Na dużych paciorkach (tam, gdzie w czasie odmawiania różańca mówimy Ojcze nasz...) mówimy:
Ojcze Przedwieczny, ofiaruję Ci Ciało i Krew, Duszę i Bóstwo najmilszego Syna Twojego, a Pana naszego Jezusa Chrystusa, na przebłaganie za grzechy nasze i całego świata. 

Na małych paciorkach (tam, gdzie odmawiamy podczas różańca Zdrowaś Mario...) mówimy (10 razy):
Dla Jego bolesnej męki, miej miłosierdzie dla nas i całego świata. 

Tak odmawiamy wszystkie pięć części, jakbyśmy odmawiali cały różaniec. 

Na zakończenie:
  • Święty Boże, Święty Mocny, Święty Nieśmiertelny zmiłuj się nad nami i nad całym światem. (3 razy)
  • Jezu, ufam Tobie (3 razy)


    ***
Mam nadzieję, że w miarę obrazowo to wyjaśniłam, sama nauczyłam się modlić Koronką stosunkowo niedawno, ale już spotkało mnie wiele łask z tą modlitwą związanych. 

3 komentarze:

  1. Dziękuję :) Bardzo mi się to przydało

    OdpowiedzUsuń
  2. Mi ją polecał ksiądz po poronieniach...i daliśmy radę choć byłam bardzo pogniewana na tego u góry...

    OdpowiedzUsuń
  3. Jak wierz, modlę się jedynie do Boga Ojca i Syna, przez Ducha Świętego (tak, wierzę w to, że Duch Święty jest Bogiem - tj. Trzecią Osobą, ale nie widzę w Piśmie modlitwy do Ducha Świętego). Bóg jest miłosierny ze swojej natury albo można Go prosić o miłosierdzie.
    Podobnie nie oddaję czci i nie zwracam się do osób zmarłych.
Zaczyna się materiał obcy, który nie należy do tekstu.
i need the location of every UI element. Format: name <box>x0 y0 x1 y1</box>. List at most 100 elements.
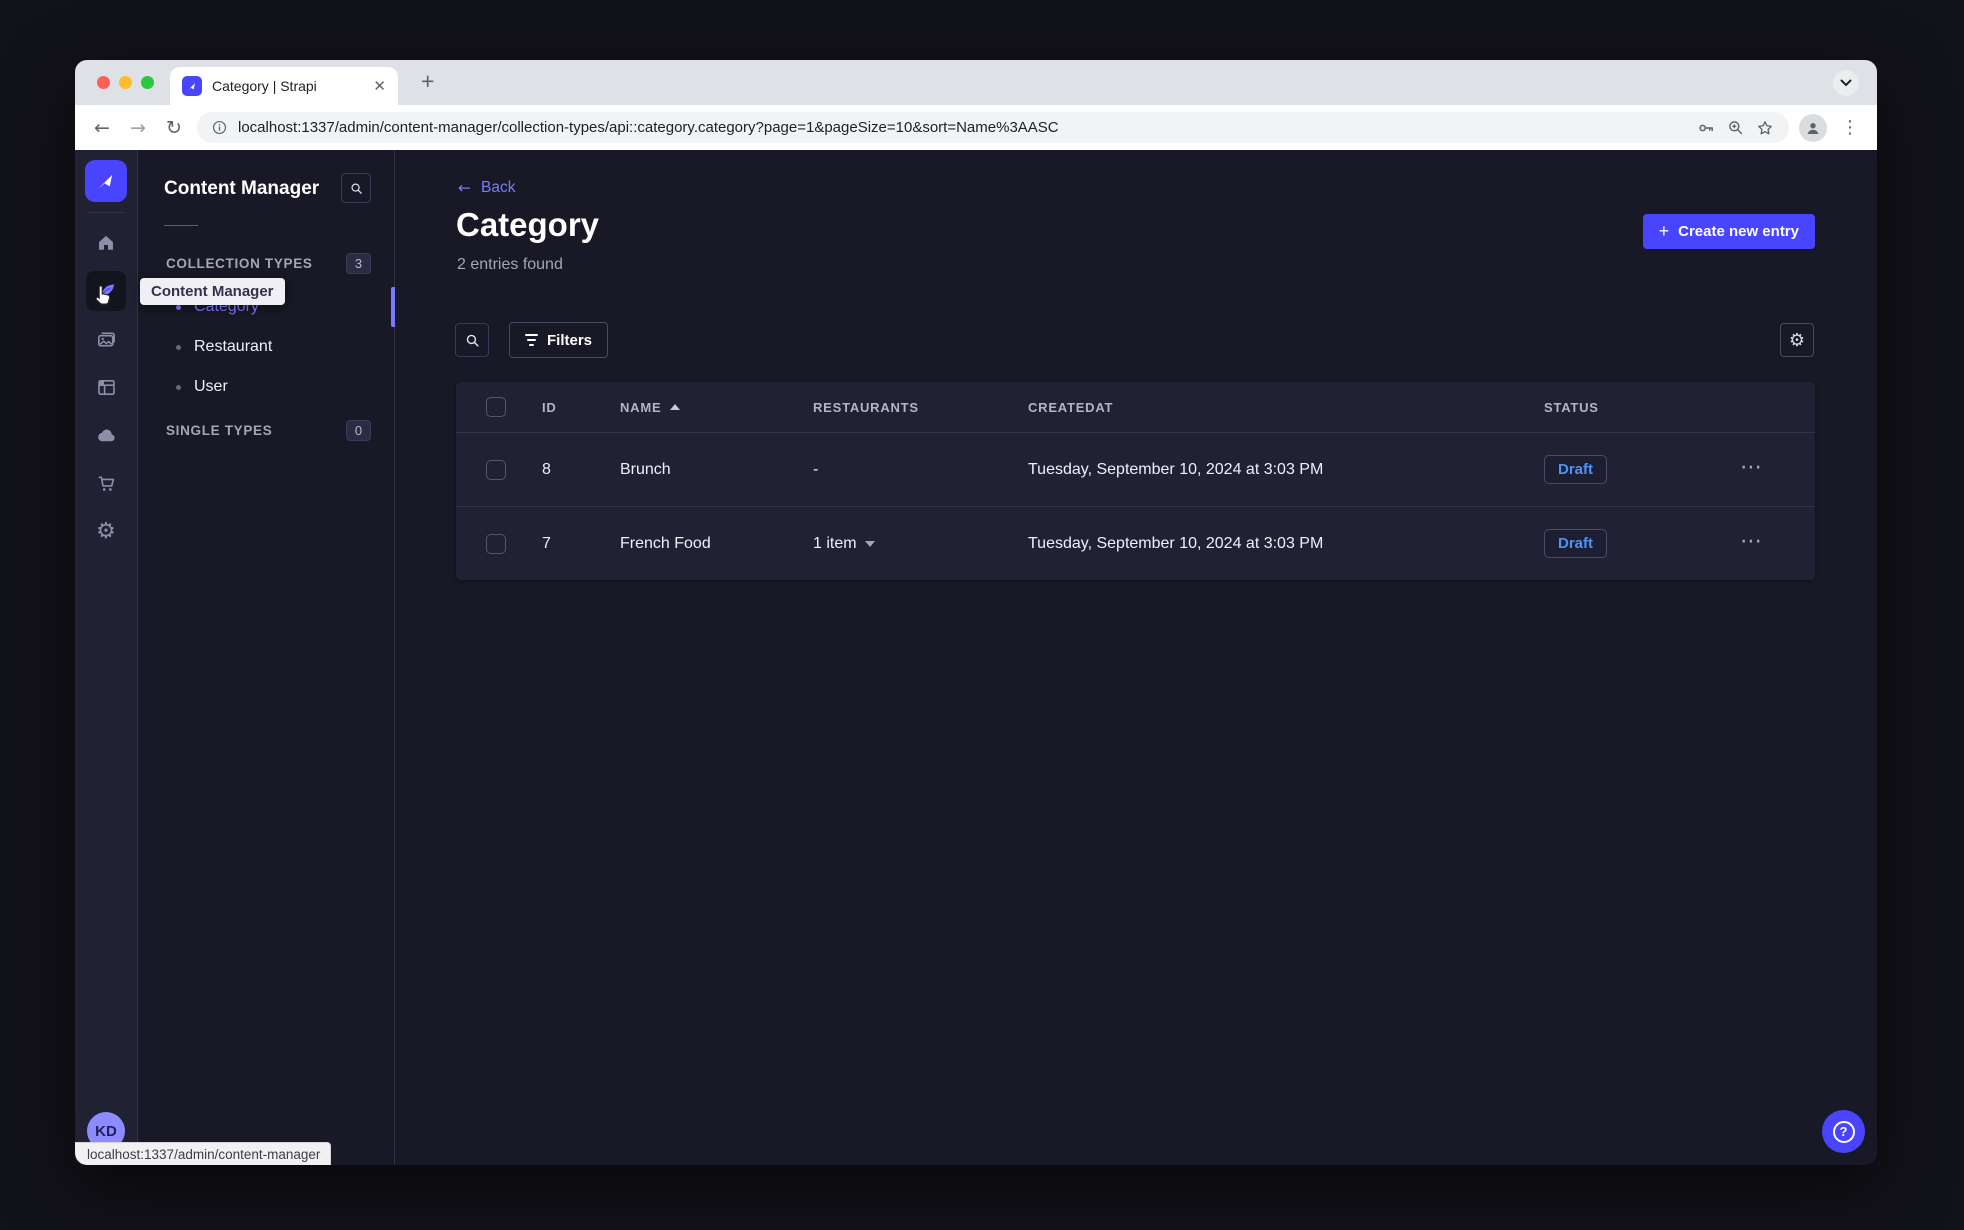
sort-ascending-icon <box>670 404 681 410</box>
single-types-label: SINGLE TYPES <box>166 423 273 438</box>
entries-count: 2 entries found <box>457 256 563 273</box>
subnav-item-user[interactable]: User <box>138 367 394 407</box>
column-header-status[interactable]: STATUS <box>1544 400 1740 415</box>
bullet-icon <box>176 304 181 310</box>
gear-icon: ⚙ <box>1788 329 1806 351</box>
sidebar-item-marketplace[interactable] <box>86 463 126 503</box>
reload-icon[interactable]: ↻ <box>161 117 187 139</box>
cell-createdat: Tuesday, September 10, 2024 at 3:03 PM <box>1028 460 1324 478</box>
table-row-brunch[interactable]: 8 Brunch - Tuesday, September 10, 2024 a… <box>456 432 1815 506</box>
column-header-restaurants[interactable]: RESTAURANTS <box>813 400 1028 415</box>
subnav-item-label: User <box>194 378 228 395</box>
cart-icon <box>97 476 114 491</box>
column-header-id[interactable]: ID <box>542 400 620 415</box>
cloud-icon <box>98 429 115 442</box>
table-settings-button[interactable]: ⚙ <box>1780 323 1814 357</box>
strapi-favicon-icon <box>182 76 202 96</box>
url-text: localhost:1337/admin/content-manager/col… <box>238 119 1059 136</box>
url-bar[interactable]: localhost:1337/admin/content-manager/col… <box>197 112 1789 143</box>
back-arrow-icon: ← <box>458 179 471 197</box>
tab-search-chevron-icon[interactable] <box>1833 70 1859 96</box>
create-new-entry-button[interactable]: + Create new entry <box>1642 214 1815 249</box>
tab-close-icon[interactable]: ✕ <box>373 77 386 95</box>
sidebar-item-content-type-builder[interactable] <box>86 367 126 407</box>
close-window-button[interactable] <box>97 76 110 89</box>
table-search-button[interactable] <box>455 323 489 357</box>
mouse-cursor <box>92 283 116 312</box>
filter-icon <box>525 334 538 346</box>
plus-icon: + <box>1658 221 1670 241</box>
password-key-icon[interactable] <box>1696 118 1716 138</box>
select-all-checkbox[interactable] <box>486 397 506 417</box>
cell-restaurants[interactable]: 1 item <box>813 535 1028 553</box>
column-header-createdat[interactable]: CREATEDAT <box>1028 400 1544 415</box>
entries-table: ID NAME RESTAURANTS CREATEDAT STATUS 8 B… <box>456 382 1815 580</box>
collection-types-count-badge: 3 <box>346 253 371 274</box>
link-preview-statusbar: localhost:1337/admin/content-manager <box>75 1142 332 1165</box>
single-types-count-badge: 0 <box>346 420 371 441</box>
subnav-title: Content Manager <box>164 178 320 199</box>
strapi-admin-page: ⚙ KD Content Manager COLLECTION TYPES 3 <box>75 150 1877 1165</box>
sidebar-item-deploy-cloud[interactable] <box>86 415 126 455</box>
restaurants-count: 1 item <box>813 534 857 552</box>
status-badge: Draft <box>1544 529 1608 558</box>
subnav-divider <box>164 225 198 226</box>
search-icon <box>466 334 479 347</box>
minimize-window-button[interactable] <box>119 76 132 89</box>
row-actions-icon[interactable]: ⋯ <box>1740 455 1762 480</box>
row-checkbox[interactable] <box>486 459 506 480</box>
status-badge: Draft <box>1544 455 1608 484</box>
page-title: Category <box>456 206 600 243</box>
zoom-icon[interactable] <box>1726 118 1745 137</box>
browser-profile-avatar[interactable] <box>1799 113 1827 142</box>
zoom-window-button[interactable] <box>141 76 154 89</box>
media-library-icon <box>97 331 115 347</box>
forward-icon[interactable]: → <box>125 117 151 139</box>
back-link[interactable]: ← Back <box>458 179 515 197</box>
browser-menu-icon[interactable]: ⋮ <box>1837 117 1863 138</box>
cell-name: French Food <box>620 534 711 552</box>
subnav-item-restaurant[interactable]: Restaurant <box>138 327 394 367</box>
table-row-french-food[interactable]: 7 French Food 1 item Tuesday, September … <box>456 506 1815 580</box>
collection-types-section: COLLECTION TYPES 3 <box>166 253 371 274</box>
back-label: Back <box>481 179 516 196</box>
main-content: ← Back Category 2 entries found + Create… <box>396 150 1877 1165</box>
row-actions-icon[interactable]: ⋯ <box>1740 529 1762 554</box>
home-icon <box>99 235 113 250</box>
cell-id: 8 <box>542 460 551 478</box>
cell-name: Brunch <box>620 460 671 478</box>
question-mark-icon: ? <box>1832 1120 1855 1143</box>
cell-createdat: Tuesday, September 10, 2024 at 3:03 PM <box>1028 534 1324 552</box>
sidebar-item-settings[interactable]: ⚙ <box>86 511 126 551</box>
sidebar-item-home[interactable] <box>86 223 126 263</box>
bookmark-star-icon[interactable] <box>1755 118 1775 138</box>
cell-restaurants: - <box>813 460 819 478</box>
rail-divider <box>87 212 125 213</box>
browser-tab[interactable]: Category | Strapi ✕ <box>170 67 398 105</box>
filters-button[interactable]: Filters <box>509 322 609 358</box>
row-checkbox[interactable] <box>486 533 506 554</box>
strapi-logo[interactable] <box>85 160 127 202</box>
new-tab-button[interactable]: + <box>421 68 434 95</box>
collection-types-label: COLLECTION TYPES <box>166 256 313 271</box>
person-icon <box>1807 122 1819 134</box>
active-item-indicator <box>391 287 395 327</box>
column-header-name[interactable]: NAME <box>620 400 813 415</box>
filters-label: Filters <box>547 331 593 349</box>
subnav-search-button[interactable] <box>341 173 371 203</box>
single-types-section: SINGLE TYPES 0 <box>166 420 371 441</box>
browser-tab-strip: Category | Strapi ✕ + <box>75 60 1877 105</box>
help-button[interactable]: ? <box>1822 1110 1865 1153</box>
content-manager-tooltip: Content Manager <box>140 278 285 305</box>
back-icon[interactable]: ← <box>89 117 115 139</box>
sidebar-item-media-library[interactable] <box>86 319 126 359</box>
browser-window: Category | Strapi ✕ + ← → ↻ localhost:13… <box>75 60 1877 1165</box>
window-controls <box>97 76 154 89</box>
create-button-label: Create new entry <box>1678 223 1799 240</box>
expand-relation-icon <box>864 540 875 547</box>
tab-title: Category | Strapi <box>212 78 317 94</box>
browser-toolbar: ← → ↻ localhost:1337/admin/content-manag… <box>75 105 1877 150</box>
bullet-icon <box>176 344 181 350</box>
page-info-icon[interactable] <box>211 119 228 136</box>
bullet-icon <box>176 384 181 390</box>
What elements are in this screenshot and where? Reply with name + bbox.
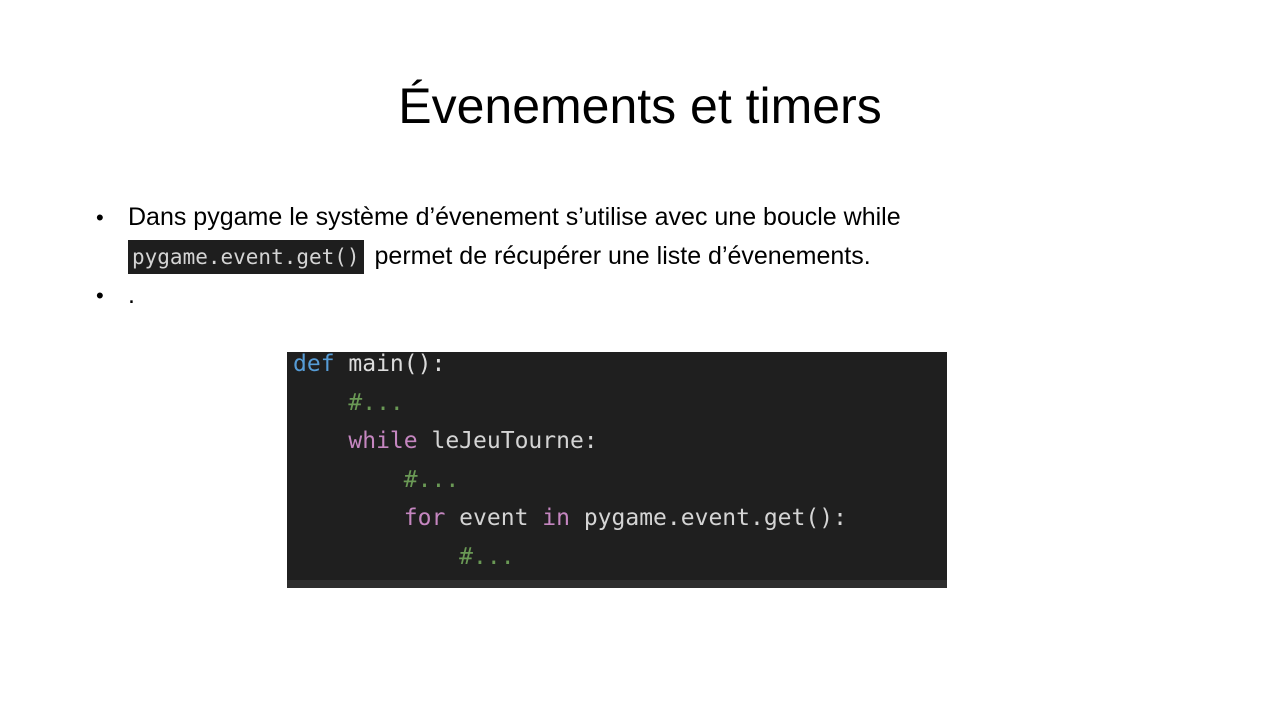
bullet-item-2: • . [96,276,1096,315]
code-token: #... [403,466,460,493]
code-line: def main(): [287,352,947,391]
slide-title: Évenements et timers [398,78,882,134]
bullet-item-1: • Dans pygame le système d’évenement s’u… [96,198,1096,276]
bullet-glyph: • [96,205,104,230]
code-token: #... [348,389,404,416]
code-token: leJeuTourne: [417,428,598,454]
code-screenshot: def main(): #... while leJeuTourne: #...… [287,352,947,588]
bullet-text-2: . [128,281,135,309]
code-token: main(): [334,352,446,377]
inline-code-snippet: pygame.event.get() [128,240,364,275]
code-line: for event in pygame.event.get(): [287,506,947,545]
code-token: in [542,505,570,531]
code-line: while leJeuTourne: [287,429,947,468]
code-token: event [445,505,543,531]
bullet-1-line-1: Dans pygame le système d’évenement s’uti… [128,203,901,231]
code-token: #... [459,543,515,570]
slide: Évenements et timers • Dans pygame le sy… [0,0,1280,720]
code-line: #... [287,468,947,507]
bullet-1-line-2: permet de récupérer une liste d’évenemen… [374,242,871,270]
code-token: pygame.event.get(): [569,505,847,531]
code-line: #... [287,543,947,581]
bullet-glyph: • [96,283,104,308]
code-token: while [348,428,418,454]
code-token: for [403,505,446,531]
code-token: def [293,352,335,377]
bullet-text-1: Dans pygame le système d’évenement s’uti… [128,198,1096,276]
bullet-list: • Dans pygame le système d’évenement s’u… [96,198,1096,315]
code-line: #... [287,391,947,430]
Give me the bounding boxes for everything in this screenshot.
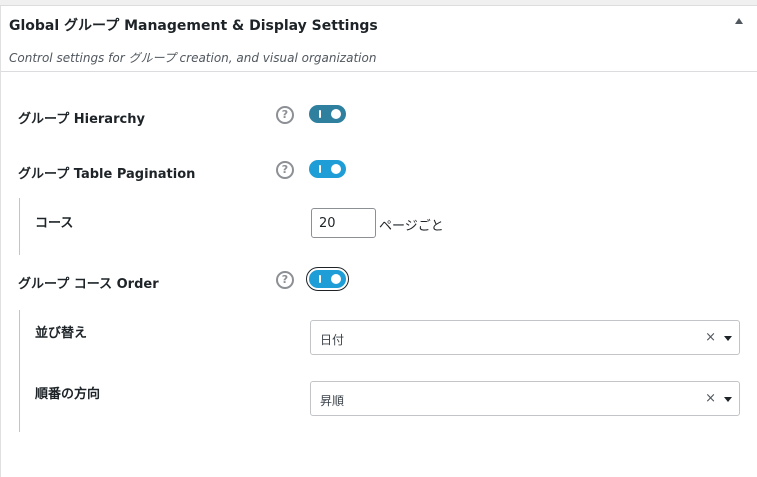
- panel-header: Global グループ Management & Display Setting…: [1, 6, 757, 72]
- clear-icon[interactable]: ×: [705, 391, 716, 406]
- help-icon[interactable]: ?: [276, 271, 294, 289]
- courses-per-page-input[interactable]: [311, 208, 376, 238]
- order-direction-select[interactable]: 昇順 ×: [310, 381, 740, 416]
- panel-title: Global グループ Management & Display Setting…: [9, 18, 378, 34]
- toggle-knob: [331, 274, 341, 284]
- toggle-on-mark: [319, 165, 321, 173]
- toggle-on-mark: [319, 275, 321, 283]
- toggle-on-mark: [319, 110, 321, 118]
- course-order-toggle[interactable]: [309, 270, 346, 288]
- hierarchy-toggle[interactable]: [309, 105, 346, 123]
- settings-panel: Global グループ Management & Display Setting…: [0, 6, 757, 477]
- toggle-knob: [331, 164, 341, 174]
- chevron-down-icon[interactable]: [724, 336, 732, 341]
- clear-icon[interactable]: ×: [705, 330, 716, 345]
- toggle-knob: [331, 109, 341, 119]
- chevron-down-icon[interactable]: [724, 397, 732, 402]
- order-direction-value: 昇順: [320, 394, 345, 408]
- pagination-label: グループ Table Pagination: [18, 167, 196, 182]
- sort-by-label: 並び替え: [35, 326, 88, 341]
- sub-settings-divider: [19, 198, 20, 255]
- pagination-toggle[interactable]: [309, 160, 346, 178]
- sort-by-value: 日付: [320, 333, 345, 347]
- order-direction-label: 順番の方向: [35, 387, 101, 402]
- help-icon[interactable]: ?: [276, 106, 294, 124]
- sort-by-select[interactable]: 日付 ×: [310, 320, 740, 355]
- panel-description: Control settings for グループ creation, and …: [9, 51, 377, 65]
- courses-per-page-label: コース: [35, 216, 74, 231]
- help-icon[interactable]: ?: [276, 161, 294, 179]
- per-page-suffix: ページごと: [379, 219, 444, 234]
- sub-settings-divider: [19, 310, 20, 432]
- triangle-up-icon[interactable]: [735, 18, 743, 24]
- course-order-label: グループ コース Order: [18, 277, 159, 292]
- hierarchy-label: グループ Hierarchy: [18, 112, 145, 127]
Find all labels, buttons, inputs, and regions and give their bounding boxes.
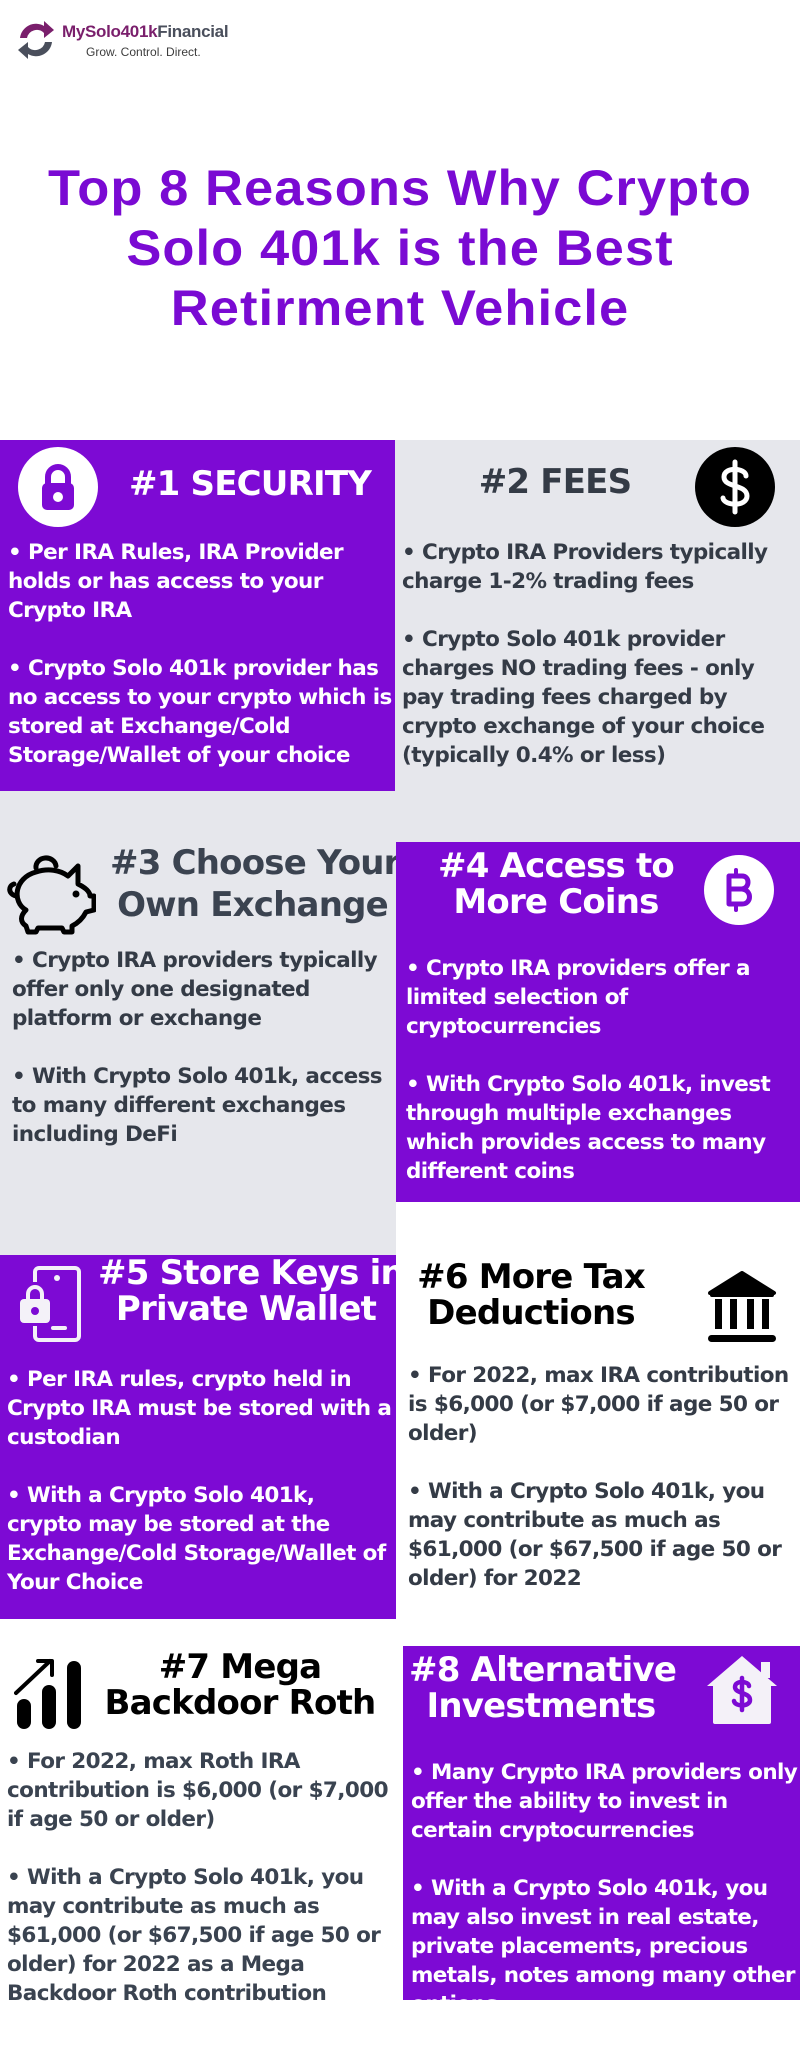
bullet-ira: • Per IRA rules, crypto held in Crypto I… <box>7 1367 392 1450</box>
heading-line: Deductions <box>427 1293 636 1333</box>
reason-heading: #2 FEES <box>478 462 632 502</box>
title-line: Solo 401k is the Best <box>126 220 674 276</box>
bullet-solo401k: • Crypto Solo 401k provider charges NO t… <box>402 627 765 768</box>
heading-line: #8 Alternative <box>409 1650 677 1690</box>
bullet-ira: • Crypto IRA providers offer a limited s… <box>406 956 750 1039</box>
bullet-ira: • For 2022, max Roth IRA contribution is… <box>7 1749 389 1832</box>
logo-name-suffix: Financial <box>157 22 229 41</box>
reason-card-wallet: #5 Store Keys in Private Wallet • Per IR… <box>0 1253 405 1619</box>
heading-line: #4 Access to <box>438 846 675 886</box>
title-line: Retirment Vehicle <box>170 280 630 336</box>
reason-heading: #4 Access to More Coins <box>416 848 696 920</box>
bitcoin-icon <box>704 855 774 925</box>
reason-bullets: • Per IRA Rules, IRA Provider holds or h… <box>8 538 393 799</box>
heading-line: #6 More Tax <box>417 1257 646 1297</box>
bullet-solo401k: • With Crypto Solo 401k, access to many … <box>12 1064 383 1147</box>
logo-tagline: Grow. Control. Direct. <box>86 45 201 59</box>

Zanim się nawróciłam, siedziałam po uszy w naukach New Age, gdzie zwracanie się do zmarłych, wiara w reinkarnację i tym podobne rzeczy jest na porządku dziennym. Przez to nabawiłam się okropnych problemów.
    Lekarstwem na nie okazała się zdrowa, bazująca jedynie na Piśmie Świętym wiara w Jednego Boga w Trzech Osobach. Zmarli ludzie, tacy jak Józef, Abraham, Maria, apostołowie - są dla mnie osobiście wzorem życia, relacji z Bogiem, ale nie zwracam się do nich, bo wiem z lektury Biblii, że obecnie w niebie są tylko Bóg, aniołowie, Henoch, Mojżesz i Eliasz (o tych trzech wiadomo, że zostali wzięci do nieba).
    Pamiętam o Tobie w modlitwie i błogosławię.